A. When touch becomes pain it is called allodynia . It is something like when you burn your skin when you sunbathe and then they touch you and it hurts. Many people with neuropathic pain cannot even put on their clothes without pain. This is totally dependent on Piezo2 proteins. People with Piezo2 deficiency do not feel pain to the touch. We are excited about the possibility that by blocking these proteins, a relevant form of pain can be inhibited. The problem is that Piezo2 has too many functions and if you completely block it with a pill, you would not feel that pain, but you would also lose touch, proprioception, the ability to feel your bladder. It is not viable. The most logical possibility would be to achieve local inhibition, by injection or administration to the skin. There are still many challenges ahead: going from basic biology to finding a drug usually takes 10 to 20 years.
Your brain tricks you into thinking you need to do something
Q. In one of your most recent research, you included a phrase by the American writer Henry Miller: “Emptying a full bladder is one of the greatest pleasures of human beings.” Is Piezo2 to thank for that feeling of happiness when going to the bathroom?
A. Absolutely. That feeling of a full bladder is due to Piezo2. One of the most fascinating aspects is that link between a mechanical sensation in the bladder and these complex emotions.
Q. You often say in your talks that the burning sensation when rinsing your mouth with Listerine is not caused by killing bacteria, but by Wintergreen oil , which acts on a temperature sensor in neurons. Is that feeling just a gimmick?

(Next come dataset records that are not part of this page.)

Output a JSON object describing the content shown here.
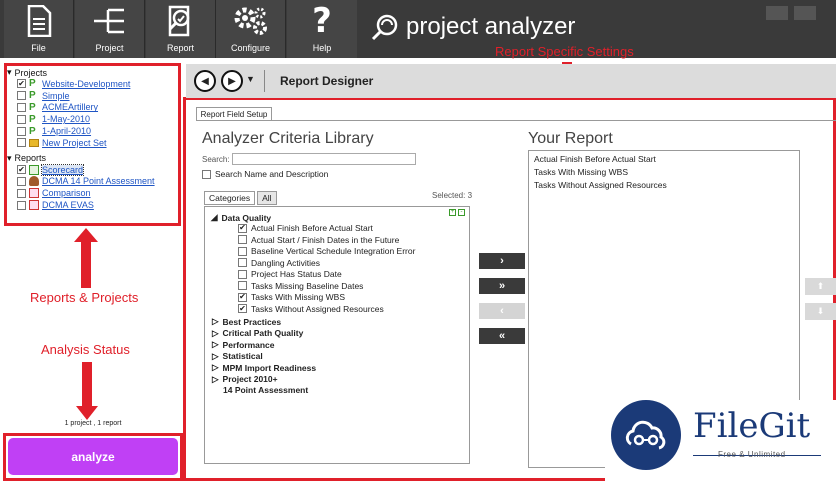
{
  "toolbar": {
    "buttons": [
      {
        "label": "File",
        "icon": "document-icon"
      },
      {
        "label": "Project",
        "icon": "hierarchy-icon"
      },
      {
        "label": "Report",
        "icon": "report-magnifier-icon"
      },
      {
        "label": "Configure",
        "icon": "gears-icon"
      },
      {
        "label": "Help",
        "icon": "question-icon"
      }
    ],
    "brand": "project analyzer"
  },
  "tree": {
    "projects_header": "Projects",
    "projects": [
      {
        "label": "Website-Development",
        "checked": true
      },
      {
        "label": "Simple",
        "checked": false
      },
      {
        "label": "ACMEArtillery",
        "checked": false
      },
      {
        "label": "1-May-2010",
        "checked": false
      },
      {
        "label": "1-April-2010",
        "checked": false
      },
      {
        "label": "New Project Set",
        "checked": false
      }
    ],
    "reports_header": "Reports",
    "reports": [
      {
        "label": "Scorecard",
        "checked": true
      },
      {
        "label": "DCMA 14 Point Assessment",
        "checked": false
      },
      {
        "label": "Comparison",
        "checked": false
      },
      {
        "label": "DCMA EVAS",
        "checked": false
      }
    ]
  },
  "annotations": {
    "reports_projects": "Reports & Projects",
    "analysis_status": "Analysis Status",
    "report_settings": "Report Specific Settings"
  },
  "status": "1 project , 1 report",
  "analyze_label": "analyze",
  "designer": {
    "title": "Report Designer",
    "tab": "Report Field Setup",
    "library_title": "Analyzer Criteria Library",
    "search_label": "Search:",
    "search_value": "",
    "search_names_label": "Search Name and Description",
    "cat_tabs": [
      "Categories",
      "All"
    ],
    "selected_label": "Selected: 3",
    "groups": [
      {
        "label": "Data Quality",
        "expanded": true,
        "items": [
          {
            "label": "Actual Finish Before Actual Start",
            "checked": true
          },
          {
            "label": "Actual Start / Finish Dates in the Future",
            "checked": false
          },
          {
            "label": "Baseline Vertical Schedule Integration Error",
            "checked": false
          },
          {
            "label": "Dangling Activities",
            "checked": false
          },
          {
            "label": "Project Has Status Date",
            "checked": false
          },
          {
            "label": "Tasks Missing Baseline Dates",
            "checked": false
          },
          {
            "label": "Tasks With Missing WBS",
            "checked": true
          },
          {
            "label": "Tasks Without Assigned Resources",
            "checked": true
          }
        ]
      },
      {
        "label": "Best Practices",
        "expanded": false
      },
      {
        "label": "Critical Path Quality",
        "expanded": false
      },
      {
        "label": "Performance",
        "expanded": false
      },
      {
        "label": "Statistical",
        "expanded": false
      },
      {
        "label": "MPM Import Readiness",
        "expanded": false
      },
      {
        "label": "Project 2010+",
        "expanded": false
      },
      {
        "label": "14 Point Assessment",
        "expanded": null
      }
    ],
    "move_buttons": [
      {
        "label": "›",
        "enabled": true
      },
      {
        "label": "»",
        "enabled": true
      },
      {
        "label": "‹",
        "enabled": false
      },
      {
        "label": "«",
        "enabled": true
      }
    ],
    "your_report_title": "Your Report",
    "your_report_items": [
      "Actual Finish Before Actual Start",
      "Tasks With Missing WBS",
      "Tasks Without Assigned Resources"
    ]
  },
  "watermark": {
    "name": "FileGit",
    "tagline": "Free & Unlimited"
  },
  "colors": {
    "accent_red": "#e0202a",
    "analyze_purple": "#c040f5",
    "toolbar": "#3a3a3a",
    "watermark_blue": "#1b3a78"
  }
}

A. Totally. All those burning sensations with mouthwashes are absolutely bogus. It’s like hot peppers, which burn your mouth, but there is nothing burning, it is just a chemical that activates one of these sensors.
Q. Is pain also a chemical mirage in the brain?
A. Yes. It is like when you feel hungry: nothing is happening, except that your body decides that you need nutrients and makes you feel that way so that you act. You could say that your brain tricks you into thinking you need to do something. And usually it is right.